Another industry source said only one policeman had been killed in the incident. MOPOL is an elite unit of the Nigerian police tasked with escorting VIPs among other duties.

“I can confirm the Filipino was taken away and a policeman shot but I can’t say if he’s dead,” National police spokesman Haz Iwendi told Agence France-Presse.

Iwendi added that it happened in Imo State, of which Owerri is the capital.

In Manila, Foreign Affairs Undersecretary Esteban Conejos of the Migrant Workers Affairs said he was trying to verify the report.

The latest kidnapping brings to 30 the number of foreigners currently held hostage in southern Nigeria’s oil-producing region. Twenty-four of the hostages are Filipinos who were seized from a cargo vessel, two of them are Italians and the remaining three are a Briton, an American and a Lebanese national.

Nine Chinese oil workers from the China National Petroleum Corp (CNPC) kidnapped January 25 were freed on Sunday.
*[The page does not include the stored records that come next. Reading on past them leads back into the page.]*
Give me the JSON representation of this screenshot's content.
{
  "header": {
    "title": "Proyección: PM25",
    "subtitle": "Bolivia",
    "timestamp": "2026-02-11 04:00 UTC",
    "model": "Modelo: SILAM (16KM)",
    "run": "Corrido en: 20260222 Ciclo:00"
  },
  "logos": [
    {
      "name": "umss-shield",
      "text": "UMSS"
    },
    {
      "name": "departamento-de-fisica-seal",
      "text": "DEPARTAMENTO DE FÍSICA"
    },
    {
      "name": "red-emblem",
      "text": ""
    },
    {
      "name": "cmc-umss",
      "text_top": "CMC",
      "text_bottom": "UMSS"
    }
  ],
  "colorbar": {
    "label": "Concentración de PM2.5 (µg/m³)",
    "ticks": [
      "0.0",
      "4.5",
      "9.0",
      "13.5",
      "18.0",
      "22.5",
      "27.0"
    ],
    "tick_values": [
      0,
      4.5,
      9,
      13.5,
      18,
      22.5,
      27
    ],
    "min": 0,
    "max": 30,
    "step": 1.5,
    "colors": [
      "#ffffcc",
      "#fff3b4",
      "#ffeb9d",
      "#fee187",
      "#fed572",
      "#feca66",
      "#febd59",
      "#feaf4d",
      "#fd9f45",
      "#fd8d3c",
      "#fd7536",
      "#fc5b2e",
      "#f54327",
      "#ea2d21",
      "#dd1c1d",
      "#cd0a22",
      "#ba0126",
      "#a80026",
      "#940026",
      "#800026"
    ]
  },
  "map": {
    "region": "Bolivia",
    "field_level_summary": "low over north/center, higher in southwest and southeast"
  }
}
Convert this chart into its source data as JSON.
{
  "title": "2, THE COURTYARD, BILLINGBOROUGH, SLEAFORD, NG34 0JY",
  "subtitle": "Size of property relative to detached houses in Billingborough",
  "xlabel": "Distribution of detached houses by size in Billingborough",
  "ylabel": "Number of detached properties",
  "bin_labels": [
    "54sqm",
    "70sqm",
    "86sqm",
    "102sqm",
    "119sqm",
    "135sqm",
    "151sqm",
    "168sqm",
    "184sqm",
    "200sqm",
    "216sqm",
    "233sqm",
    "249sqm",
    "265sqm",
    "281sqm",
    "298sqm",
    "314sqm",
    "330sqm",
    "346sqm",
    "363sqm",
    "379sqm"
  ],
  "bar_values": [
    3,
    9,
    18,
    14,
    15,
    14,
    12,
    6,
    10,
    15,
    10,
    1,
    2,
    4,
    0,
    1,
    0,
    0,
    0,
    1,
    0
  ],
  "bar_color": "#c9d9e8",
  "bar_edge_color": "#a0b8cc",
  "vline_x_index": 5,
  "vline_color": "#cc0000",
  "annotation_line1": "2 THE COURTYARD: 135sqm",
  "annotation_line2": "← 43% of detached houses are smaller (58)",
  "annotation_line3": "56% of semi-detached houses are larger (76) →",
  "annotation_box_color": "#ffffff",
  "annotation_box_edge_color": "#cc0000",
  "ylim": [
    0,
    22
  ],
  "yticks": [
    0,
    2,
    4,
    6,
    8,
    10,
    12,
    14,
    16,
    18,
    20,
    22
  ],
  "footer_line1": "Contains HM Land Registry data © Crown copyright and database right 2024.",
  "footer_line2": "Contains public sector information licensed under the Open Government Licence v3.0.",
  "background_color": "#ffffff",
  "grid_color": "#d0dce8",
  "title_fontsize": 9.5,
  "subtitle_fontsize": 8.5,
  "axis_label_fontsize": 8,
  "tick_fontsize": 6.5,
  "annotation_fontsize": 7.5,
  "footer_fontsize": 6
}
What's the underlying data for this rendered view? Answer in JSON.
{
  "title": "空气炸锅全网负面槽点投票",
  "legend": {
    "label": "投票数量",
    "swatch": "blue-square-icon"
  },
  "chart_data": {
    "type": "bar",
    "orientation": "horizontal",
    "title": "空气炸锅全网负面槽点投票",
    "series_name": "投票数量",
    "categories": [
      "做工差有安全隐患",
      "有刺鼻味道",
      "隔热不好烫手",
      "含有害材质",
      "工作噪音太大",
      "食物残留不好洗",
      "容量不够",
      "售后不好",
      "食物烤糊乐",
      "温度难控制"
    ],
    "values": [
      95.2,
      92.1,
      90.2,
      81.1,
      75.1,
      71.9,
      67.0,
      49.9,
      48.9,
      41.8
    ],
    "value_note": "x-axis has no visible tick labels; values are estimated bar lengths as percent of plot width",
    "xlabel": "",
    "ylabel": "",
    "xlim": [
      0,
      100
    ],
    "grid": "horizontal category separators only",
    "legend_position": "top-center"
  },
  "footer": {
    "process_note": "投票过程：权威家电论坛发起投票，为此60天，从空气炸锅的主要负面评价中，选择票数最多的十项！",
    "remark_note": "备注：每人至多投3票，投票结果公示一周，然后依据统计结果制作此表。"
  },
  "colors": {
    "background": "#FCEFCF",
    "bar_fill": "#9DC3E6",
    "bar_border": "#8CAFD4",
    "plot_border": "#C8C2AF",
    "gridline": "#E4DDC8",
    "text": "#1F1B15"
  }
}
Another group of Chinese telecoms workers seized at the beginning of the year were freed on January 17 and have since returned home.

The seizing of the 24 Filipinos on January 20 prompted Philippine President Gloria Macapagal-Arroyo to slap a temporary ban on workers traveling to Nigeria for employment.

The past few weeks have seen both a sharp increase in overall hostage takings in the Niger delta and an increase in the number of Asian workers targeted.

The kidnappers are a mixture of separatist groups with a political agenda and criminal gangs lured by the attraction of easy ransom money.

Some security experts say that Asians make easier targets because security measures surrounding some of them are less draconian than for Western workers.

Other security men see it as a question of numbers. They say more Asians are coming to work in Nigeria’s oil sector and that accordingly more of them are being taken hostage.

Close to 4,000 Filipinos are currently employed in Nigeria.

The Asian country that has invested most in Nigeria in recent years is China, and analysts say it is possible that gunmen seeking to discourage Chinese investment in the country’s oil sector may simply target Filipinos by mistake.

“It would be foolish to think that the average Nigerian really distinguishes between a Chinese and a Filipino,” one security source said.